Over time, each ecosystems expanded throughout the stack from an preliminary base of concentrated funding, whereas India is making an attempt “to do quite a bit from much less sources” and throughout a number of layers concurrently. Bernstein additionally reminds traders that India has traditionally been topic to Western export controls in nuclear, house and defence, arguing AI is more likely to observe the identical sample of sanctions and restricted flows.

The report underlines the strategic threat of India’s AI stack sitting “on the mercy of another person”. If core enterprise, defence, house and monetary programs had been to run on overseas LLMs, a geopolitical disruption may curtail entry “in a single day”, halting crucial functions. Even with out a laborious cut-off, India may very well be locked into N‑1 or N‑2 fashions, working one or two generations behind, with native corporations competing in opposition to world startups bootstrapped by “vibe coders” who’ve direct entry to frontier programs. “India can’t afford to function on another person’s trapdoor,” Bernstein warns, calling deep AI capabilities a “necessity, not a luxurious”.

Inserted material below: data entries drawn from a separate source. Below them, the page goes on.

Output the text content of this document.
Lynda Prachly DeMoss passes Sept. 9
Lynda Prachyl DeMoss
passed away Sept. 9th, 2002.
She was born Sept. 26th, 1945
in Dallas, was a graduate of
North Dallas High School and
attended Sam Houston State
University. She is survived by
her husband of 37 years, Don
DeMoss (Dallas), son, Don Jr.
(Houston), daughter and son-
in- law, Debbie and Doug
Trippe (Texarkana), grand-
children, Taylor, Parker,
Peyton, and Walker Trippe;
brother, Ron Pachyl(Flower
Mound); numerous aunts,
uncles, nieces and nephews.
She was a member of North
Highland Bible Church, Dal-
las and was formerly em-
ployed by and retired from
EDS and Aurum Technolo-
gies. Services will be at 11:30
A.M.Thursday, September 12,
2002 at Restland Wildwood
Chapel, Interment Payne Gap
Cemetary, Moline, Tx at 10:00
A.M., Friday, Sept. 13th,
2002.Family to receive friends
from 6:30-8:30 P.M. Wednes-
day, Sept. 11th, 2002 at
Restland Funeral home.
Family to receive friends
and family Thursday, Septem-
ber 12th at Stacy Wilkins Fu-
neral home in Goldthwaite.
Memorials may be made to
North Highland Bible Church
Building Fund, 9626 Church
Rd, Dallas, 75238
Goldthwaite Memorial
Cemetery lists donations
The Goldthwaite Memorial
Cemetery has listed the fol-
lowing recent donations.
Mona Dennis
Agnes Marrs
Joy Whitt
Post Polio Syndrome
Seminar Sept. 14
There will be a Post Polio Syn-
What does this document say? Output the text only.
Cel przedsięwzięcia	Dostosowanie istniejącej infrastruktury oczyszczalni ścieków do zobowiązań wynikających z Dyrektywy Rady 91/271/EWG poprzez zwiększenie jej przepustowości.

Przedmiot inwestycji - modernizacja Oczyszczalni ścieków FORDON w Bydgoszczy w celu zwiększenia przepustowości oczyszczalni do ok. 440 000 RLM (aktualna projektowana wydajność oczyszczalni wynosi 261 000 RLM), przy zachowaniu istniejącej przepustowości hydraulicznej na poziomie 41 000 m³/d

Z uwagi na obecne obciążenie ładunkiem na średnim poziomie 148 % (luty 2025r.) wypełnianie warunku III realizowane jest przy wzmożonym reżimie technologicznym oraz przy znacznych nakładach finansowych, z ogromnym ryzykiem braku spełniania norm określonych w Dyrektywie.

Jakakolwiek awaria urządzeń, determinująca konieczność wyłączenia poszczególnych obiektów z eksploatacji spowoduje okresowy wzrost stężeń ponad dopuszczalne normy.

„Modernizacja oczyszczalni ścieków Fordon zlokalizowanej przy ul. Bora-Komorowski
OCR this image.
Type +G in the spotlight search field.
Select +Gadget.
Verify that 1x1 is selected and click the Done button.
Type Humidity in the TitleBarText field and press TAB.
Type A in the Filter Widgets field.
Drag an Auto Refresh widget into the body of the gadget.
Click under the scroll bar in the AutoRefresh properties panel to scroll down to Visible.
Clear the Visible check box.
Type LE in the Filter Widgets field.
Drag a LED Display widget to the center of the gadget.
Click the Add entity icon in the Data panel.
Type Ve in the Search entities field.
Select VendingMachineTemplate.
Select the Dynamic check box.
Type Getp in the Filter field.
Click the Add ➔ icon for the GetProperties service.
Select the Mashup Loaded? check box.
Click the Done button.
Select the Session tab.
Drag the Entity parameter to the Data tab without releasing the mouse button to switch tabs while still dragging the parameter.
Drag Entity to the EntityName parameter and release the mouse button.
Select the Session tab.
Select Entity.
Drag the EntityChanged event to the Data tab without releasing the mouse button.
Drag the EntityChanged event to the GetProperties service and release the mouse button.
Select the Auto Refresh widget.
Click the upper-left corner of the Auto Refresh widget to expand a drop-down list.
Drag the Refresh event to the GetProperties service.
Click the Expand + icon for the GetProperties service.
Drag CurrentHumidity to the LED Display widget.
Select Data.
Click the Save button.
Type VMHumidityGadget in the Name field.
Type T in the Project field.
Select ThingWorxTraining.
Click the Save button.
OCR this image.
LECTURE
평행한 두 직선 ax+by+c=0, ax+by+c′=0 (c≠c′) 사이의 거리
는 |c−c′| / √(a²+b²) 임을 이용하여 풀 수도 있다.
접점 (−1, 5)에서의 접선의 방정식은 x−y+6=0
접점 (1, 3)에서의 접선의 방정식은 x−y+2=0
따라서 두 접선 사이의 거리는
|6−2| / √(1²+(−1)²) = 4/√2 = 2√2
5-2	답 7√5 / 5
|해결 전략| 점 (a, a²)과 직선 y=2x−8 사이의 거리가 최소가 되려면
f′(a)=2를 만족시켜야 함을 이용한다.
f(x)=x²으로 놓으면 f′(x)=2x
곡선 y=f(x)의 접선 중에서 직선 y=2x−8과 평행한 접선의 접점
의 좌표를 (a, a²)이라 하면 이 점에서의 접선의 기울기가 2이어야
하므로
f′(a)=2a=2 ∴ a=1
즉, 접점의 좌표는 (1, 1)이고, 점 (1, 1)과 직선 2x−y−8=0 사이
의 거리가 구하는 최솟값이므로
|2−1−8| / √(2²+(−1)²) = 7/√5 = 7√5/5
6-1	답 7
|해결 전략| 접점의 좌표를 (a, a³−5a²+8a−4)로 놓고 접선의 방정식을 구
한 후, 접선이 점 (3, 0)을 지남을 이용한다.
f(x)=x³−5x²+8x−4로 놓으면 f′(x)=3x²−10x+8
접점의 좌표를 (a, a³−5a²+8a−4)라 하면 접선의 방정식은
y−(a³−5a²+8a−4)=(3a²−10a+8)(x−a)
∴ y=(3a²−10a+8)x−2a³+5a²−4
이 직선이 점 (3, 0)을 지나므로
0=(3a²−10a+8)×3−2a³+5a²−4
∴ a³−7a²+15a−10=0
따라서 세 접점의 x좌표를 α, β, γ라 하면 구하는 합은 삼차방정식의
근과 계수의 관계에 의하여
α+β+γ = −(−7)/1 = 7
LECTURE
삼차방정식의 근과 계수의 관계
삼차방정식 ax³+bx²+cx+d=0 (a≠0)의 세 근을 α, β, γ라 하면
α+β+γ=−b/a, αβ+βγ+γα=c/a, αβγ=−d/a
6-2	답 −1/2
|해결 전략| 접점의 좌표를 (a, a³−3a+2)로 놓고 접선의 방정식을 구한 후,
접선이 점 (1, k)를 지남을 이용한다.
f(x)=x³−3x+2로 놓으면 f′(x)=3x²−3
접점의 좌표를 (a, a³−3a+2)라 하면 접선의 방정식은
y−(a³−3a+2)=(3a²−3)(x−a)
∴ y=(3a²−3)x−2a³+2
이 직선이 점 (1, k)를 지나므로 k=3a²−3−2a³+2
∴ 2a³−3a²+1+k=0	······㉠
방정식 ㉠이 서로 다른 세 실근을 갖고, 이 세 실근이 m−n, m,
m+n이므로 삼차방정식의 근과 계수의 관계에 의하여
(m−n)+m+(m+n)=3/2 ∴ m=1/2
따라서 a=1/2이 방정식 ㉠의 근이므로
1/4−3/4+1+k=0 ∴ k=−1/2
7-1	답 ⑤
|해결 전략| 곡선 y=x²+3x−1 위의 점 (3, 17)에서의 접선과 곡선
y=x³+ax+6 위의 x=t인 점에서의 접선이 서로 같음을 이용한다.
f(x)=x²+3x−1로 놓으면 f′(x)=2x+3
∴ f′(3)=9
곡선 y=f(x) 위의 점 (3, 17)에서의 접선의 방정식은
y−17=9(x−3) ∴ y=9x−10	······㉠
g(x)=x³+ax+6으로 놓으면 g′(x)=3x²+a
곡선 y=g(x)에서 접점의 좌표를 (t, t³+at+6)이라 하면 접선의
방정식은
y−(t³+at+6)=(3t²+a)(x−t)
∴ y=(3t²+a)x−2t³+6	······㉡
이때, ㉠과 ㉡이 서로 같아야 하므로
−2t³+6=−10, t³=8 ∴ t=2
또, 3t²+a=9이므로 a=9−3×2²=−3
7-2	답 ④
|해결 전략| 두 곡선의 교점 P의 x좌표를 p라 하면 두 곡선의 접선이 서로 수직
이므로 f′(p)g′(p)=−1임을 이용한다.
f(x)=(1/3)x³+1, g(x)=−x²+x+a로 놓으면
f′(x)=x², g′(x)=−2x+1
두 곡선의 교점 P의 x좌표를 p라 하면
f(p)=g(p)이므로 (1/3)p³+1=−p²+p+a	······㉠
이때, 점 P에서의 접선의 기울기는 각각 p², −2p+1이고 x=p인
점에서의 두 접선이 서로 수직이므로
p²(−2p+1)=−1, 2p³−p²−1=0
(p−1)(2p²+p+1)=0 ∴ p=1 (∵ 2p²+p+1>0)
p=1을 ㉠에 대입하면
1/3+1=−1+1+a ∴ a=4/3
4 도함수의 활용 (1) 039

Towards this backdrop, Bernstein outlines why it needs India to pursue its personal “DeepSeek” and a sovereign AI stack. The core suggestion is to pivot from horizontal dependence on overseas fashions to proudly owning and controlling high-quality, domain-specific datasets in sectors akin to Industrials and healthcare. These vertical datasets, if retained and shielded from unrestricted entry by world platforms, can underpin smaller, specialised LLMs constructed by Indian know-how corporations, on which defensible functions are layered. Bernstein sees the chance extending past software program into the bodily financial system, together with coaching industrial robots and next-generation humanoid programs the place industrial-context information might matter greater than bleeding-edge GenAI.

Coverage levers, in Bernstein’s view, should not easy however two stand out. One is to “prohibit or tempo entry to world AI fashions” whereas channelling capital and expertise into India-native LLM capabilities. The opposite is to mandate or incentivise localisation—requiring overseas corporations to construct and function India-based AI stacks insulated from geopolitics. Each choices are imperfect, however they body the essential trade-off between entry and autonomy. Bernstein suggests the federal government’s function needs to be primarily policy-driven—akin to China’s “nice firewall”—so long as Indian firms are prepared to take part within the LLM race; if nobody needs to construct fashions and everybody focuses on functions, even sturdy public funding will wrestle to vary the end result.